There is also a Facebook icon on the home screen. This is just a chrome bookmark which allows me to use the Facebook mobile page. The app itself had become too bloated and hard on the battery. You do not lose much useful functionality by using the site through chrome. I still receive all notifications, only they come from chrome now. There is a great write-up on the benefits of uninstalling over on Android Central.
Over the summer I finally got around to setting up one of my Raspberry Pi’s as a OSMC media server. The Kore app is the official remote application which allows me to control the Pi like a TV remote over the WiFi. This makes it a breeze to select which media to play, and control the video that is currently playing. I am hoping to upload a guide for setting up OSMC on the Pi soon.
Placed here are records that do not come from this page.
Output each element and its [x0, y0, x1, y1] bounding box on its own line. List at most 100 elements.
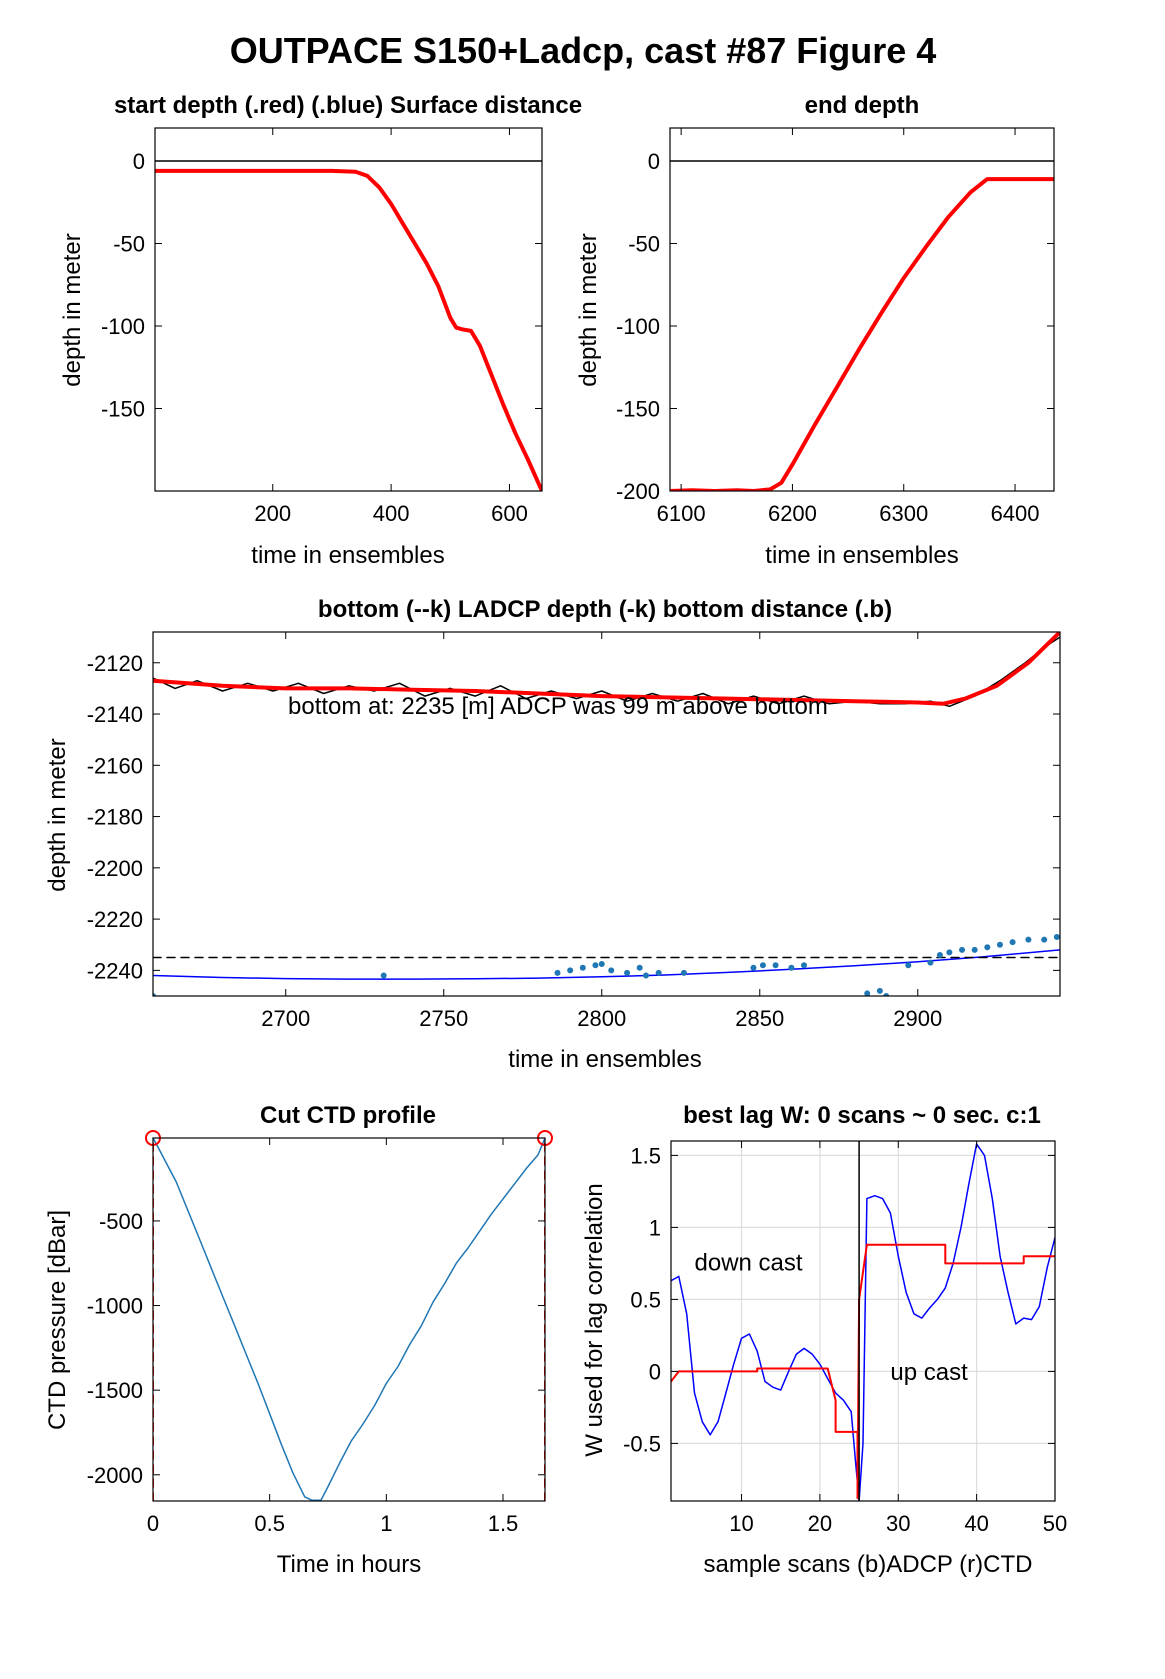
x-tick-label: 40 — [964, 1511, 988, 1536]
y-tick-label: -2140 — [87, 702, 143, 727]
y-tick-label: 1.5 — [630, 1143, 661, 1168]
figure-title: OUTPACE S150+Ladcp, cast #87 Figure 4 — [230, 30, 937, 71]
annotation-text: up cast — [890, 1359, 968, 1386]
lag-axes-box — [670, 1140, 1056, 1502]
data-point — [624, 969, 631, 976]
data-point — [876, 987, 883, 994]
data-point — [643, 972, 650, 979]
data-point — [598, 960, 605, 967]
end-axes-box — [669, 127, 1055, 492]
end-plot-area: 6100 6200 6300 6400 0 -50 -100 -150 -200 — [616, 128, 1054, 526]
bottom-ylabel: depth in meter — [44, 738, 71, 891]
y-tick-label: -2220 — [87, 907, 143, 932]
y-tick-label: -1500 — [87, 1378, 143, 1403]
x-tick-label: 6400 — [991, 501, 1040, 526]
data-point — [946, 949, 953, 956]
data-point — [1053, 934, 1060, 941]
y-tick-label: -200 — [616, 479, 660, 504]
x-tick-label: 20 — [808, 1511, 832, 1536]
y-tick-label: -50 — [113, 232, 145, 257]
ctd-xlabel: Time in hours — [277, 1551, 422, 1578]
x-tick-label: 2850 — [735, 1006, 784, 1031]
start-ylabel: depth in meter — [59, 233, 86, 386]
y-tick-label: -50 — [628, 232, 660, 257]
x-tick-label: 0 — [147, 1511, 159, 1536]
bottom-plot-area: 2700 2750 2800 2850 2900 -2120 -2140 -2160 -2180… — [87, 632, 1060, 1031]
y-tick-label: -2200 — [87, 856, 143, 881]
lag-ylabel: W used for lag correlation — [581, 1183, 608, 1456]
panel-bottom-distance: bottom (--k) LADCP depth (-k) bottom dis… — [44, 596, 1061, 1073]
x-tick-label: 200 — [254, 501, 291, 526]
data-point — [608, 967, 615, 974]
data-point — [1025, 936, 1032, 943]
data-point — [959, 946, 966, 953]
bottom-xlabel: time in ensembles — [508, 1046, 701, 1073]
series-line-1 — [153, 632, 1060, 706]
x-tick-label: 30 — [886, 1511, 910, 1536]
series-line-0 — [155, 168, 542, 491]
data-point — [984, 944, 991, 951]
x-tick-label: 0.5 — [254, 1511, 285, 1536]
x-tick-label: 6100 — [657, 501, 706, 526]
data-point — [927, 959, 934, 966]
bottom-axes-box — [152, 631, 1061, 997]
y-tick-label: 0 — [648, 149, 660, 174]
panel-start-depth: start depth (.red) (.blue) Surface dista… — [59, 92, 582, 569]
end-xlabel: time in ensembles — [765, 542, 958, 569]
lag-annotations: down cast up cast — [695, 1250, 969, 1386]
data-point — [655, 969, 662, 976]
y-tick-label: 0.5 — [630, 1287, 661, 1312]
data-point — [801, 962, 808, 969]
ctd-title: Cut CTD profile — [260, 1102, 436, 1129]
data-point — [905, 962, 912, 969]
y-tick-label: -2000 — [87, 1463, 143, 1488]
data-point — [567, 967, 574, 974]
x-tick-label: 2750 — [419, 1006, 468, 1031]
y-tick-label: -2120 — [87, 651, 143, 676]
ctd-plot-area: 0 0.5 1 1.5 -500 -1000 -1500 -2000 — [87, 1130, 553, 1536]
end-title: end depth — [805, 92, 920, 119]
y-tick-label: -2180 — [87, 805, 143, 830]
data-point — [772, 962, 779, 969]
annotation-text: down cast — [695, 1250, 803, 1277]
start-title: start depth (.red) (.blue) Surface dista… — [114, 92, 582, 119]
y-tick-label: -2240 — [87, 958, 143, 983]
ctd-ylabel: CTD pressure [dBar] — [44, 1210, 71, 1430]
y-tick-label: -150 — [616, 397, 660, 422]
x-tick-label: 50 — [1043, 1511, 1067, 1536]
data-point — [788, 964, 795, 971]
y-tick-label: -1000 — [87, 1294, 143, 1319]
y-tick-label: -100 — [101, 314, 145, 339]
series-line-0 — [153, 1138, 545, 1501]
x-tick-label: 2700 — [261, 1006, 310, 1031]
x-tick-label: 10 — [729, 1511, 753, 1536]
data-point — [759, 962, 766, 969]
data-point — [680, 969, 687, 976]
lag-title: best lag W: 0 scans ~ 0 sec. c:1 — [683, 1102, 1041, 1129]
end-ylabel: depth in meter — [575, 233, 602, 386]
series-line-2 — [153, 949, 1060, 980]
y-tick-label: -0.5 — [623, 1431, 661, 1456]
data-point — [996, 941, 1003, 948]
start-plot-area: 200 400 600 0 -50 -100 -150 — [101, 128, 542, 526]
y-tick-label: -150 — [101, 397, 145, 422]
x-tick-label: 1.5 — [488, 1511, 519, 1536]
ctd-axes-box — [152, 1137, 546, 1502]
panel-lag-correlation: best lag W: 0 scans ~ 0 sec. c:1 10 20 30 4… — [581, 1102, 1067, 1578]
bottom-annotation: bottom at: 2235 [m] ADCP was 99 m above … — [288, 693, 828, 720]
data-point — [883, 993, 890, 996]
start-axes-box — [154, 127, 543, 492]
x-tick-label: 6200 — [768, 501, 817, 526]
x-tick-label: 6300 — [879, 501, 928, 526]
bottom-title: bottom (--k) LADCP depth (-k) bottom dis… — [318, 596, 892, 623]
data-point — [971, 946, 978, 953]
data-point — [1041, 936, 1048, 943]
y-tick-label: 0 — [133, 149, 145, 174]
x-tick-label: 400 — [373, 501, 410, 526]
series-line-1 — [671, 1243, 1055, 1500]
x-tick-label: 600 — [491, 501, 528, 526]
panel-ctd-profile: Cut CTD profile 0 0.5 1 1.5 -500 -1000 -1500 -2… — [44, 1102, 553, 1578]
panel-end-depth: end depth 6100 6200 6300 6400 0 -50 -100 -150 -2… — [575, 92, 1055, 569]
y-tick-label: 1 — [649, 1215, 661, 1240]
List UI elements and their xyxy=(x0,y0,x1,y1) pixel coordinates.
This is the app and widget I use to check the Luas times which I use almost daily. Anyone who has used the official Luas app knows how horrible it looks. I was only recently updated to work on Android marshmallow after a number of complaints. Luas at a glance is developed by a friend of mine and is a clean material design app which includes additional features like reminding you to leave before the Luas is due. As a bonus it works on Android wear too! If you use the Luas give this one a go.
Google keep is the app that I use for note taking and remembering stuff! It has has a simple re sizable widget which suits the rest of the screens style. As for features, its packed full. Note syncing across devices, nice web interface, the ability to save photos and set reminders. There is no need for any other note taking app really.
This is a must have app if you are the owner of a Fitbit device. The app itself is actually great, giving clear stats and constantly syncing with my Charge HR throughout the day. One of the reasons I decided to go with Fitbit was the great reviews of this accompanying app.
You could argue that Google maps is the only navigation app needed on an Android device. It just works. Quick and easy navigation, alternate route suggested, estimated arrival times. On top of this you can download large areas for offline use. This is really handy when you are travelling and my not have data.
I have spent sometime looking for a decent cross platform RSS reader that would allow me to check feeds while and work and from anywhere. Feedly is the best that I have found. The app and web interface allow easy import and exporting of RSS collections, as well as being highly customisable. I will likely do a standalone post on Feedly itself, along with sharing my top RSS feeds. If you are still using RSS feeds this is definitely one to check out.
So there you have it. All the apps that currently occupy my home screen. This post turned out to be way longer than I expected. If you have any recommendations about apps let me know in the comments. Have a good one!